Fonsecaea nubica

Scientific classification
- Kingdom: Fungi
- Division: Ascomycota
- Class: Eurotiomycetes
- Order: Chaetothyriales
- Family: Herpotrichiellaceae
- Genus: Fonsecaea
- Species: F. nubica
- Binomial name: Fonsecaea nubica Najafzadeh et al., 2010

= Fonsecaea nubica =

- Genus: Fonsecaea
- Species: nubica
- Authority: Najafzadeh et al., 2010

Species of fungus

Fonsecaea nubica is a species of fungi from the family Herpotrichiellaceae. F. nubica is known to cause a serious subcutaneous infection known as chromoblastomycosis. F. nubica was identified as a distinct species in 2010 using multilocus molecular data.

== Characteristics ==
Fonsecaea nubica produces dark, velvety colonies with Cladiosporium-type conidia. F. nubica possesses dark brown septate hyphae with conidiophores that are highly branched at the tips.

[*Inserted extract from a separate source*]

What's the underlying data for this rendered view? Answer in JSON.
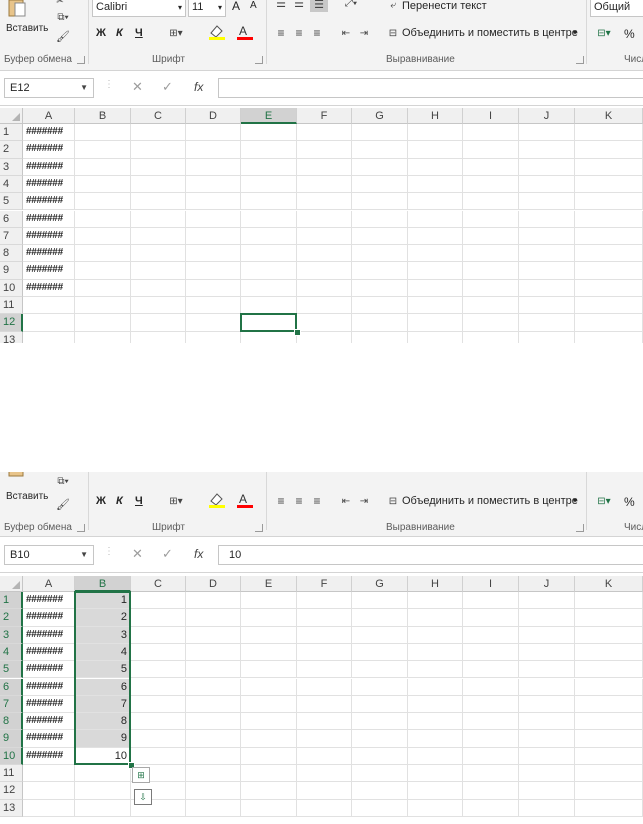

Fonsecaea nubica is classified as a dematiaceous mold, a group of fungi that possess melanin in their cell walls. The presence of melanin in this fungi's cell wall causes their hyphal structures to appear brown under microscopy.

== Human disease ==
Fonsecaea nubica is an prominent causative agent of chromoblastomycosis, a chronic fungal infection of the skin and subcutaneous tissue. Infection typically occurs following traumatic inoculation of the pathogen into the wound. This species is more predominantly encountered in tropical regions. Symptoms of chromoblastomycosis include cauliflower-like lesions.

=== Treatment ===
Chromoblastomycosis is difficult to treat. Itraconazole is usually the first-line therapy for chromoblastomycosis, with cure rates ranging from 15-80%.